Rutting Matters

Save your calling until the roe have started to chase

Start practising your calls for the rut, advises professional stalker Chris Dalton, but use this power wisely and at the right time or you certainly won’t spot any bucks 

I am sure there are not many roe stalkers out there who do not look forward to the end of July with eager anticipation: The sight of a roe doe doing a figure of eight around a tree stump, a buck following her like a steam train; calling a buck to you from deep in the woodland cover. Just a few brief weeks when normally alert and shy deer become so engrossed in matters of love that they become oblivious to all else around them, including the hunter.

A buck grassed during 2012’s plentiful rut

The prospect of some nice weather is also welcome, although never guaranteed. Also welcome are the more sociable stalking hours (the best time to be out is often between 10am and 6pm). A lot of these romances are conducted under the cover and relative safety of darkness. Dawn breaks and the loved-up does and exhausted bucks are commonly enjoying a nap and cigarette after their exertions. So for us, it’s often better to enjoy those extra few hours in bed and have a leisurely breakfast before heading out mid to late morning – the roe will have gained their second wind and be up for another go. This is also the time you are likely to catch a buck on patrol round his patch, checking that competition isn’t hanging about, which is an excellent opportunity to entice it with your call. But remember there is no hard and fast rule and, if you begin thinking you can predict them, they will make a mug of you in no time. It’s always worth changing your routine and trying something different.

Here in the south-west of Scotland, I find the peak of the rut will normally be early August. Looking back through my records, most success has been achieved around 5-12 August, which is probably a bit later than further south. As I go north, into Angus, I find this peak of activity is a day or two later still. It is generally accepted that rutting intensity is governed by the weather conditions at the time (as, indeed, are many things with deer). The conditions that are considered best are warm, humid and thundery weather, which are unfortunately also the conditions loved by the midge.

Again, this is not to say that you won’t get rutting activity in other conditions, because you will. Personally, I think the fact that sound carries a lot further in these still conditions has a lot to do with rutting bucks responding to the call – simply because they can hear it from further away.

Perhaps to illustrate how things can differ across the country, Peter, our illustrious editor, contacts me and various other outfitters across the country for an assessment of the rut each year. Here at South Ayrshire Stalking, Tony and I had a good rut last year. Bucks responded well to the call and weather conditions were favourable. However, I gather this was very much the exception.
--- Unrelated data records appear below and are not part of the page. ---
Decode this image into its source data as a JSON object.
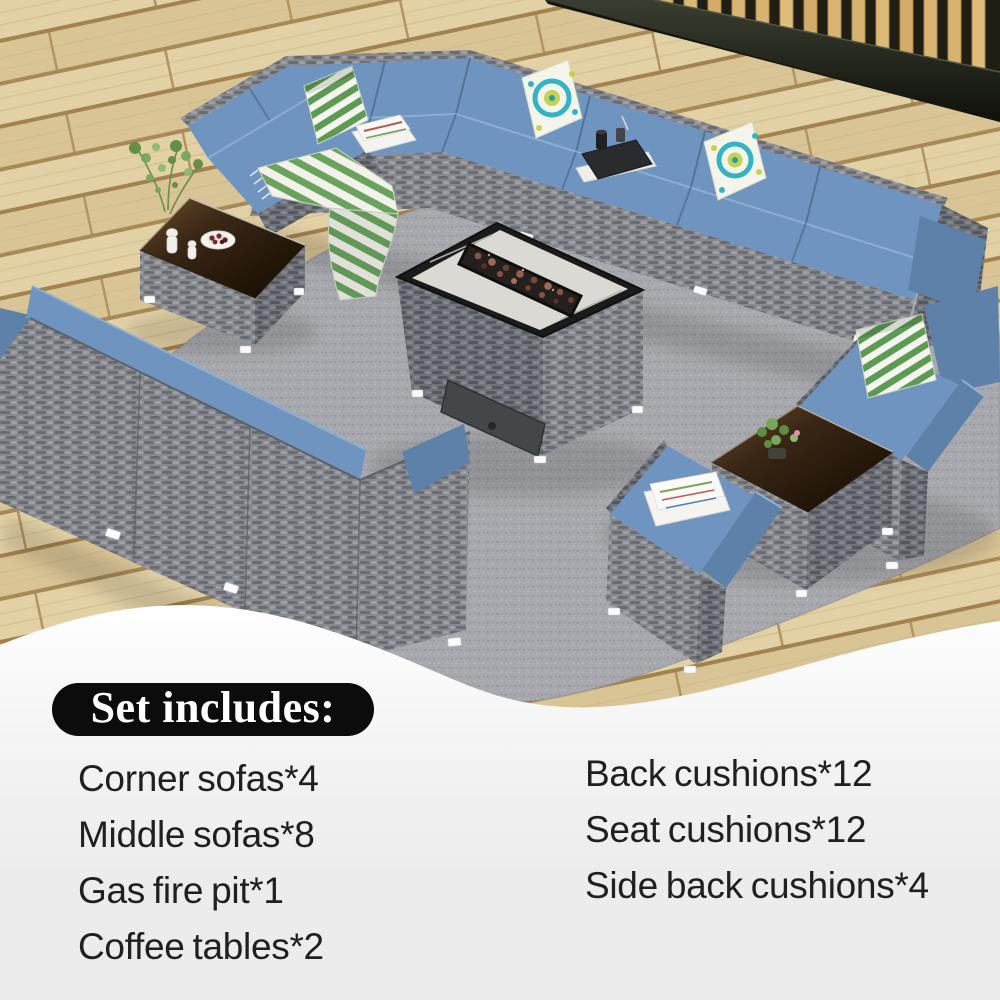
{
  "info": {
    "heading": "Set includes:",
    "left_items": [
      "Corner sofas*4",
      "Middle sofas*8",
      "Gas fire pit*1",
      "Coffee tables*2"
    ],
    "right_items": [
      "Back cushions*12",
      "Seat cushions*12",
      "Side back cushions*4"
    ]
  },
  "colors": {
    "cushion-blue": "#6f94bf",
    "cushion-blue-dark": "#5e81aa",
    "cushion-highlight": "#8db0d6",
    "pill-black": "#0c0c0c",
    "text-dark": "#202020",
    "info-bg": "#ececec",
    "rug-gray": "#a7a8ad",
    "wicker-gray": "#85878d",
    "deck-tan": "#dfcca0",
    "stripe-green": "#5d9a54",
    "paisley-teal": "#35b3c4",
    "paisley-lime": "#c5d24f",
    "lava-brown": "#8a5142",
    "glass-brown": "#4a3319"
  }
}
Most of the other stalkers contacted reported a poor rut, little activity and only sporadic response to calling – so you never know.

On the calls themselves and how to use them, there are many books covering this subject and excellent materials on DVDs and CDs demonstrating the different types available and methods of operation. However, nothing is better than watching and listening to someone who has mastered the art – if you get such an opportunity, grab it. It is also vital that you have a basic understanding of what you are trying, whether it is the high-pitched squeak a kid will use as a contact call for its mother, thereby drawing a doe (and hopefully an attendant buck) to you, or the agitation call a doe will make when a buck starts to press her too hard. Nothing beats actually watching and hearing these calls and the action that precedes them in the field, but you don’t often get the chance.

A medal head shot during the rut

The type of call you should select is mainly down to personal choice and needs to be one you can use to make a noise vaguely resembling a deer with some degree of success. I don’t think there is any harm in having a couple of different calls, but I think a pocketful is over the top. You should practise (not in the forest), and become confident in the use of your chosen call. My own preference, and certainly the call I have most success with, is the Buttolo. I find it easy to use and like that I can operate it from inside my coat pocket. I also think the muffling effect of the coat produces a good imitation. I also use a Hubertus cherry wood, which gives a nice high squeak. Again, I find it effective, and it has a slightly different tone to the Buttolo.

The biggest mistake folk make is that, as soon as July approaches, out of the drawer comes the call and off into the wood goes the stalker, calling in earnest. All you are doing is educating the deer – and they quickly realise that something odd is going on. Practice all you like, but make sure you are nowhere near roe. You are much more likely to succeed if you wait until you have seen some rutting activity, and if you stick to the period around the last week in July and the first two weeks in August you should be around the right time.

Nothing beats watching a buck in the field

I distinctly recall, a good few years ago, travelling from Yorkshire to my stalking ground close to Newton Stewart. On the way I was listening to a tape (one of those old things you used to put in a car cassette player) of Richard Prior demonstrating excellent use of a Buttolo. Having listened to this several times during my drive through the night, and arriving close to my ground a bit early, I pulled into a layby, got the flask out and, while having a coffee, practised my best technique on the Buttolo. I was so engrossed in my attempts to replicate a female roe that I didn’t notice the lorry pull into the layby, but jumped half out of my skin at the tap on the window and polite question from a trucker enquiring if I was all right. It was quite difficult to explain why I was sitting in a layby at 2.30am, squeezing a little black rubber thing. You have been warned!